Other states felt similar pressure. In 1890, Mississippi passed a new constitution, followed by South Carolina (1895), Louisiana (1898), and North Carolina (1900)—all of which implemented some combination of poll tax, property qualification, or education standard aimed at disenfranchising African Americans.

The Alabama Constitution introduced literacy tests and a one-year employment requirement for all voters. The Constitution disqualified individuals that had been convicted of (often made up) minor crimes like vagrancy. People with “moral failings” could also be disqualified.  A grandfather clause—by which any veteran of a 19th century war and their descendants could bypass all other restrictions—enfranchised many poor whites, while disenfranchising African Americans who were not allowed to serve in the military.

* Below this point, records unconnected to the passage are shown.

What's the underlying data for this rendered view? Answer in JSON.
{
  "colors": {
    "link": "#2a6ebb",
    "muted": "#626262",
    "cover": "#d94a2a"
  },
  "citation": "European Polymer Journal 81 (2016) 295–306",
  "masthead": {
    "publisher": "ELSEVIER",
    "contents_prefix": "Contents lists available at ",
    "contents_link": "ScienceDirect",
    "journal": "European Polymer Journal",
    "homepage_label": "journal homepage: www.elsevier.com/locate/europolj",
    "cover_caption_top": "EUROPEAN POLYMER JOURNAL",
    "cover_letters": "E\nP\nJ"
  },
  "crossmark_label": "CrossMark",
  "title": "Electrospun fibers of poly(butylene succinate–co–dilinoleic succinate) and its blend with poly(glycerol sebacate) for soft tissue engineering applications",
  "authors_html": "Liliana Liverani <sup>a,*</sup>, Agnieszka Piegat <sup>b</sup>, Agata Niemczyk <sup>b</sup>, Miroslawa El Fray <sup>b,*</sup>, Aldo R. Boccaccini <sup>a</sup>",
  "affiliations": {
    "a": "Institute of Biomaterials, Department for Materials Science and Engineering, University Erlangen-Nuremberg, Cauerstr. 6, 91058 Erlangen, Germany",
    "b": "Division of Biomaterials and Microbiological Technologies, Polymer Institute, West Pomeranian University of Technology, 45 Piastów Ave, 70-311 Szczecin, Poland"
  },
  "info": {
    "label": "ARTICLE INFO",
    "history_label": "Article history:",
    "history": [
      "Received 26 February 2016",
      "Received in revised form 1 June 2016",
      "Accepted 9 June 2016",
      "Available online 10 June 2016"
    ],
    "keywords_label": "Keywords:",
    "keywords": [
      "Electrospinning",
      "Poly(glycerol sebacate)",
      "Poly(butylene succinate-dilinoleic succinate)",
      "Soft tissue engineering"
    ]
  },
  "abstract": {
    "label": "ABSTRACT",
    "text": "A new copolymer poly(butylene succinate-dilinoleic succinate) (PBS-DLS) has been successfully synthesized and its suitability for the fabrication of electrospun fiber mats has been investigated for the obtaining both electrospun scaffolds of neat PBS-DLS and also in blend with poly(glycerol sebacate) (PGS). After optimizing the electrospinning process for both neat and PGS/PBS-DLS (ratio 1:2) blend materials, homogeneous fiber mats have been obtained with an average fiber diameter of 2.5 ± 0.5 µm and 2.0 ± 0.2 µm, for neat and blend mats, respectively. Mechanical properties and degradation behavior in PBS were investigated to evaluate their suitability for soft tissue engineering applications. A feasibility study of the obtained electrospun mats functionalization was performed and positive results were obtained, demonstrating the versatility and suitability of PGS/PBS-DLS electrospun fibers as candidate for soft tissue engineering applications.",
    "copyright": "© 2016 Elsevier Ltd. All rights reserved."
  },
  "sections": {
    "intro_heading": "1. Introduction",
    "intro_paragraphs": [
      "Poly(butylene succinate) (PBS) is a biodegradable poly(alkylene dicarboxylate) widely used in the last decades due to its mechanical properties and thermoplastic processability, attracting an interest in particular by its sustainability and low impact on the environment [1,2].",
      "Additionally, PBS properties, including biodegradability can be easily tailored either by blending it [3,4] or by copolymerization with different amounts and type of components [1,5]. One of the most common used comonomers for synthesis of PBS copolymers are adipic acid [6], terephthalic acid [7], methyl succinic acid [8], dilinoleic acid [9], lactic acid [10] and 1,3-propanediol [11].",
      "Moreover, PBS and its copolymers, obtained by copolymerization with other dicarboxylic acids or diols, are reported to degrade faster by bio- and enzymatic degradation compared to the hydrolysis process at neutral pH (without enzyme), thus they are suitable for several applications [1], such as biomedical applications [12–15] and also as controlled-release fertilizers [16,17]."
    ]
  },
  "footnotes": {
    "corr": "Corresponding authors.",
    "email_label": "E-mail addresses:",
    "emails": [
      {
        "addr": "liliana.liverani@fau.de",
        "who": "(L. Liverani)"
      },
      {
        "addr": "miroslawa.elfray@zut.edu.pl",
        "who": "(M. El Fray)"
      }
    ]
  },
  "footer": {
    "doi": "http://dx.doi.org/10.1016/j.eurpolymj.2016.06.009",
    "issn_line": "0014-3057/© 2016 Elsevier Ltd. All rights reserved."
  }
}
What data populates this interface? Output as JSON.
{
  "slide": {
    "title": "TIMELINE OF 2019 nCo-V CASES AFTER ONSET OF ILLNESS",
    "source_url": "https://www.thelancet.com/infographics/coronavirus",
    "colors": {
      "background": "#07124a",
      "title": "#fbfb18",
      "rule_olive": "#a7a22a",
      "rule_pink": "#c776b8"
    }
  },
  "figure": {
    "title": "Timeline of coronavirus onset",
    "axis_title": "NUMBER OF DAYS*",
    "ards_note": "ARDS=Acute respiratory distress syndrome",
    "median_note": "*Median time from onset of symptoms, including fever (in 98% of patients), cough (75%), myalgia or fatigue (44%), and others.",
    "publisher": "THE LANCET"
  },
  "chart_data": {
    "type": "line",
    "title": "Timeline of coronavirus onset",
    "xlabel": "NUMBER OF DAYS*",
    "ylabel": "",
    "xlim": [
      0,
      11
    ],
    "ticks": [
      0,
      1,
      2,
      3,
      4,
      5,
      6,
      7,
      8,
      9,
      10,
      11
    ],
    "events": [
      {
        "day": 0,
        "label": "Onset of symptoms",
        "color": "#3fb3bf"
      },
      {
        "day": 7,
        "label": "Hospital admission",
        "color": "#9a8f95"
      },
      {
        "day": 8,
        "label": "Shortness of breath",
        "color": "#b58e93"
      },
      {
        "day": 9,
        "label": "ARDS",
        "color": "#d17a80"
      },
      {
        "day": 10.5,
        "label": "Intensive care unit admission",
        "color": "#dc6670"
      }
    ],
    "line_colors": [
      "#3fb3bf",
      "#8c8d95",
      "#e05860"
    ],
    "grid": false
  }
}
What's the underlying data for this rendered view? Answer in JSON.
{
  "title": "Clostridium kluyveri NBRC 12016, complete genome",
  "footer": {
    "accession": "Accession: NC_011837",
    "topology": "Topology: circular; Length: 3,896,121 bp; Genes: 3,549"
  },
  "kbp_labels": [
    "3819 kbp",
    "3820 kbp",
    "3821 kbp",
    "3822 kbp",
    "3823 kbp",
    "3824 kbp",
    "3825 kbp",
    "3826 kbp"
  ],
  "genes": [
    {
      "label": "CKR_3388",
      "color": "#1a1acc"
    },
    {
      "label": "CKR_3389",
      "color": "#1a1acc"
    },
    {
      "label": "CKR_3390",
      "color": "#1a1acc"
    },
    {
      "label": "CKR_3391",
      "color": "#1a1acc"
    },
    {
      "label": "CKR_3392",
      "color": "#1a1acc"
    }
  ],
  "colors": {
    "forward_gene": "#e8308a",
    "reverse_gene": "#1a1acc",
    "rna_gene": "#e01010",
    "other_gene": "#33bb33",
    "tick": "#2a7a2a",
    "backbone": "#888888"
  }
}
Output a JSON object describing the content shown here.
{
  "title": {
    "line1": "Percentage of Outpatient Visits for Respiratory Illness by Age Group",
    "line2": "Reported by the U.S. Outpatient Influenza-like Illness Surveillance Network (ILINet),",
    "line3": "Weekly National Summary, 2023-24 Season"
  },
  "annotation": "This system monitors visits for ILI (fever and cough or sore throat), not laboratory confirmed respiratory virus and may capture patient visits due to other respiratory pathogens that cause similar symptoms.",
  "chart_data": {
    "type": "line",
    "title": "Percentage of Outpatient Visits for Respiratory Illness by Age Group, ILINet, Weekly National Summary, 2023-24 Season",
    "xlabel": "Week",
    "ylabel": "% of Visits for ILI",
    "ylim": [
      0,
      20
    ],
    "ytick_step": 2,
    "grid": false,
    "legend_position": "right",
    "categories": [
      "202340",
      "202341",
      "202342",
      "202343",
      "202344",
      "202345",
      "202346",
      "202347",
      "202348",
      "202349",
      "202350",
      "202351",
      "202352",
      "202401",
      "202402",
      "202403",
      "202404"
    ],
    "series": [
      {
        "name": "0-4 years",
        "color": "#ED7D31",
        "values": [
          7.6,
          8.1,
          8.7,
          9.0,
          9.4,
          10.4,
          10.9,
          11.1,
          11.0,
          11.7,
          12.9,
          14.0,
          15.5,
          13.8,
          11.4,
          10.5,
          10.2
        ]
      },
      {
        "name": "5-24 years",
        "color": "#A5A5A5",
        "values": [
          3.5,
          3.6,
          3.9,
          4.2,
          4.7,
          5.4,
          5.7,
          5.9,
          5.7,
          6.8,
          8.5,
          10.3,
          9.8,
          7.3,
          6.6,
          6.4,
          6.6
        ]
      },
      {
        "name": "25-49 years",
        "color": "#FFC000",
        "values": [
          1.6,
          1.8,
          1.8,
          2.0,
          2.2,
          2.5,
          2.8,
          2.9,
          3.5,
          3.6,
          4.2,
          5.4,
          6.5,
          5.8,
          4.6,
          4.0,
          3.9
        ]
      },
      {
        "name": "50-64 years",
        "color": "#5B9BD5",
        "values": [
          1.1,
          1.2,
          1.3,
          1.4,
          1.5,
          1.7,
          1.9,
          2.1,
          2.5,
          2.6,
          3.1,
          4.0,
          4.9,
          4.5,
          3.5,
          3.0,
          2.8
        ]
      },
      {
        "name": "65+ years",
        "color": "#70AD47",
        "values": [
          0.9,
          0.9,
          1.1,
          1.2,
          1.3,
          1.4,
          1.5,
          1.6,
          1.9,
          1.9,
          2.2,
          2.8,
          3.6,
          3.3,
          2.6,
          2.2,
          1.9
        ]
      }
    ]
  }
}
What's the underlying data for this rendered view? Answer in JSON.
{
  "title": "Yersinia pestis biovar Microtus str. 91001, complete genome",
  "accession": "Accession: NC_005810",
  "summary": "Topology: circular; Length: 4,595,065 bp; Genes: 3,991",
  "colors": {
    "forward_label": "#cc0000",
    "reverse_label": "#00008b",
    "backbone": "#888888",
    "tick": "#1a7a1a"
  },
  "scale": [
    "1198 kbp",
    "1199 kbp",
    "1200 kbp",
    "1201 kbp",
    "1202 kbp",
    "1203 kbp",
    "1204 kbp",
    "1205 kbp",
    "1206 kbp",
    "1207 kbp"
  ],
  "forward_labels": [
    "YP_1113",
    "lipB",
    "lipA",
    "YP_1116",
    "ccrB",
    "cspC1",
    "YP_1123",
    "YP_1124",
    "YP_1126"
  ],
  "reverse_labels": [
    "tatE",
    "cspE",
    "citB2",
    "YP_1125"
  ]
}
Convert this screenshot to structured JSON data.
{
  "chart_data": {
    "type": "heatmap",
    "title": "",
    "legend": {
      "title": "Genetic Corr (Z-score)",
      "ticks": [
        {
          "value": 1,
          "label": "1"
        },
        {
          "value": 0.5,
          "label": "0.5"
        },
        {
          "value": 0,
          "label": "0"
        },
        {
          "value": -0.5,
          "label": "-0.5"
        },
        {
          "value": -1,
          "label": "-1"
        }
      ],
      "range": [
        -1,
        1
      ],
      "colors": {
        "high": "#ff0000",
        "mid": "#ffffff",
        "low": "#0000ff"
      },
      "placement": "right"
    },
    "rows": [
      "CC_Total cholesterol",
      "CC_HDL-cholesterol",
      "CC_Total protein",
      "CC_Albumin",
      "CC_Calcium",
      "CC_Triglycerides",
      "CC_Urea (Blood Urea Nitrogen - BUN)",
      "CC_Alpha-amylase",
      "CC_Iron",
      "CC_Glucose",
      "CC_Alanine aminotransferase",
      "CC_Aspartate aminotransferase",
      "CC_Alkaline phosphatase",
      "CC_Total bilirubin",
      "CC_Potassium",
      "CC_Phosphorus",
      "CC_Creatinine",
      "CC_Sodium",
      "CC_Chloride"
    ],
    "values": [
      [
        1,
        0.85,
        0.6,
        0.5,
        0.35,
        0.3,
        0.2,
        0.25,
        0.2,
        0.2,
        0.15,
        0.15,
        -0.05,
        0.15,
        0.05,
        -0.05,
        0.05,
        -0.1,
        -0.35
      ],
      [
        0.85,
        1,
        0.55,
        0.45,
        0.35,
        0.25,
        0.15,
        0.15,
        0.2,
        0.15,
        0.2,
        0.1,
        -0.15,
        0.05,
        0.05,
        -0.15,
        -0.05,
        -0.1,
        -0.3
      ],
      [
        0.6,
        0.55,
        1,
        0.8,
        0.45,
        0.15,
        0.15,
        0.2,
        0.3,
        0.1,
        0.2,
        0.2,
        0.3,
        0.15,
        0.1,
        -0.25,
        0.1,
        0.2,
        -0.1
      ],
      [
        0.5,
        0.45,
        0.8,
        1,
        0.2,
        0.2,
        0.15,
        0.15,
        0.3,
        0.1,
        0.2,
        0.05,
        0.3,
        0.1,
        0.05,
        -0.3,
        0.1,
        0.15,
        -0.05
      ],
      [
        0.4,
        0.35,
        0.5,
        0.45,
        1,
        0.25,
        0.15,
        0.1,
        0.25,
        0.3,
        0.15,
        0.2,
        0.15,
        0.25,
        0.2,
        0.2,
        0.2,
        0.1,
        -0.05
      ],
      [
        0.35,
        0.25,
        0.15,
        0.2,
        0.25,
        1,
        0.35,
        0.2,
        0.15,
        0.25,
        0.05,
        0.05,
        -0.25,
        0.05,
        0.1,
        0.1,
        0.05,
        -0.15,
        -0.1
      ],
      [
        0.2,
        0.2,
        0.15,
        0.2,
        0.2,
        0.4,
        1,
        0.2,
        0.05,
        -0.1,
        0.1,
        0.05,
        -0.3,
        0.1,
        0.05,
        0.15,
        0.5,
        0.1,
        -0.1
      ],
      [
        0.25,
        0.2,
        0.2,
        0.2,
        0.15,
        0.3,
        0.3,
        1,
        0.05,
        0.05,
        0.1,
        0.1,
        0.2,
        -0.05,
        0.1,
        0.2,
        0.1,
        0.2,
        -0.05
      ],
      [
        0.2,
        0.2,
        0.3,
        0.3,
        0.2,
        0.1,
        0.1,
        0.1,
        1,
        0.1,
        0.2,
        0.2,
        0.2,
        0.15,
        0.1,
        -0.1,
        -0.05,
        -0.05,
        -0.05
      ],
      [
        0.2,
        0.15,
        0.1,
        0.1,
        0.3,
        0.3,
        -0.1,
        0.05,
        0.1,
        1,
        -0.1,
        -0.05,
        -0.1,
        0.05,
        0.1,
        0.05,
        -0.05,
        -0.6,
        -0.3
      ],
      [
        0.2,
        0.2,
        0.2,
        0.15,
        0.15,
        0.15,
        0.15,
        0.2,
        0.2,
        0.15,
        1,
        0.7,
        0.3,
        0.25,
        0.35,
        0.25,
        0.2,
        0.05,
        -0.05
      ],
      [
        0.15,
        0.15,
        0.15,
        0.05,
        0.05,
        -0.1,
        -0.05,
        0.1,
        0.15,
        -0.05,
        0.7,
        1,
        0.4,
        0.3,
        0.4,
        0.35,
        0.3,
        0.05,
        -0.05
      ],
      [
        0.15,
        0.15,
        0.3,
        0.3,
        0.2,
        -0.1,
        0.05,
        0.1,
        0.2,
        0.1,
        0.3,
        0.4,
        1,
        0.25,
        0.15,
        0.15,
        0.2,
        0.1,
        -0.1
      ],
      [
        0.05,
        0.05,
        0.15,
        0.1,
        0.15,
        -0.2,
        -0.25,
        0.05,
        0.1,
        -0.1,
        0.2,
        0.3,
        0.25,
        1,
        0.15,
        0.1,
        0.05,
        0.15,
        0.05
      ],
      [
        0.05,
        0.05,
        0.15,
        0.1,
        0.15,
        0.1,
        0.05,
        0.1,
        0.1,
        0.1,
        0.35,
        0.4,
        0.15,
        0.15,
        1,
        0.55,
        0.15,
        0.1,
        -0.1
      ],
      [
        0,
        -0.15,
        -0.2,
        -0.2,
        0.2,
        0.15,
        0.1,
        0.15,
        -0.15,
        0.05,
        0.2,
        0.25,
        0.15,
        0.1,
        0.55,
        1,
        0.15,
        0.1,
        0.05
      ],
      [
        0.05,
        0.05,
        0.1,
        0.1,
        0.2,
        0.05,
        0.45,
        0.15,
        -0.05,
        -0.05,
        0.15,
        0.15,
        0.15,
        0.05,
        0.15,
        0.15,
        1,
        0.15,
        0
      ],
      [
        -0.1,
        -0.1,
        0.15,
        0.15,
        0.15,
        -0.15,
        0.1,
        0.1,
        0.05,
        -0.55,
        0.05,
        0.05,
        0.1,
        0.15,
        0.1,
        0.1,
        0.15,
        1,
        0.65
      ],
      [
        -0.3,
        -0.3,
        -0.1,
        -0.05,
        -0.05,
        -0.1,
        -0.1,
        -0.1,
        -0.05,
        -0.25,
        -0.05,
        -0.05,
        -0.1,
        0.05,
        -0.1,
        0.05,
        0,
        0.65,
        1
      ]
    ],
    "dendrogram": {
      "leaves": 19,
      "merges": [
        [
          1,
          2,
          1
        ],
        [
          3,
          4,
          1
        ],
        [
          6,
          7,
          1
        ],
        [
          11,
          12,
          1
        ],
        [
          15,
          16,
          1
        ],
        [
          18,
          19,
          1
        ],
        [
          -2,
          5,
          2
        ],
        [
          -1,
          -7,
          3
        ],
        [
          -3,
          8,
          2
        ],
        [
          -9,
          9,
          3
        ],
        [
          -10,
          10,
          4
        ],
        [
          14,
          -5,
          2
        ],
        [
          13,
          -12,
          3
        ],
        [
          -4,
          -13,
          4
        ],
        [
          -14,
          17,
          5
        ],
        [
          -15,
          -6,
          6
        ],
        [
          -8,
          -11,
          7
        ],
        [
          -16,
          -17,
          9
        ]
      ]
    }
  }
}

Finally, a poll tax was instituted for all voters between the ages of 21 and 45—the proceeds of which went to the schools of each county.

Emmet O’Neal, born in Florence Alabama, served on the Committee on Suffrage and Elections. O’Neal would later become governor of the state and is known in Florence for having purchased Courtview, a prominent house at the end of Court Street. At the Convention, O’Neal was one of the most outspoken advocates for white supremacy. He claimed that the goal of the convention was to make permanent “white supremacy in this State.” (O’Neal further asserted that women should not be granted the right to vote, claiming that “they would not exercise it if you granted it to them.”)

While white politicians were cementing white supremacy in the state constitution, social advocates were busy erecting statues to white supremacy in public spaces. In 1903, the United Daughters of the Confederacy erected a monument honoring the Confederate soldiers from Lauderdale County, Alabama, in front of the courthouse in downtown Florence.

The history of the Confederate monument, like African American enfranchisement, is one of re-radicalization. Initially, the Ladies Memorial Association of Florence sought a space for the monument in the city cemetery. With the Civil War—and its physical and human devastation—in the past, memorialization efforts across the south took a somber route. Obelisks and monuments in cemeteries and parks were the norm.

By the 1880’s, and well into the early 1900’s, memorialization efforts took on a decidedly public purpose. Now, monuments to soldiers and generals were placed in very public spaces for everyone to see. It was a way of both convincing ex-Confederates that their cause was worth fighting and a signal to ascendant African Americans that white supremacy was still the order of the day.

While voting rights and Confederate monuments may not elicit an immediate connection, the thread that binds them is a reassertion of white supremacy throughout the south. Five years after the Supreme Court upheld Plessy v. Ferguson, which allowed for legal segregation, the state of Alabama sought to further disenfranchise its African American citizens. A capstone to this legal disenfranchisement was the very public unveiling of Confederate statues—honoring the very people that a generation before had fought to keep black people enslaved.

 


-Brian Murphy

Brian Murphy works as a historian for the Muscle Shoals National Heritage Area and the City of Florence Museums. His research interests include African American history, the history of urban renewal and public housing, and Civil War memory.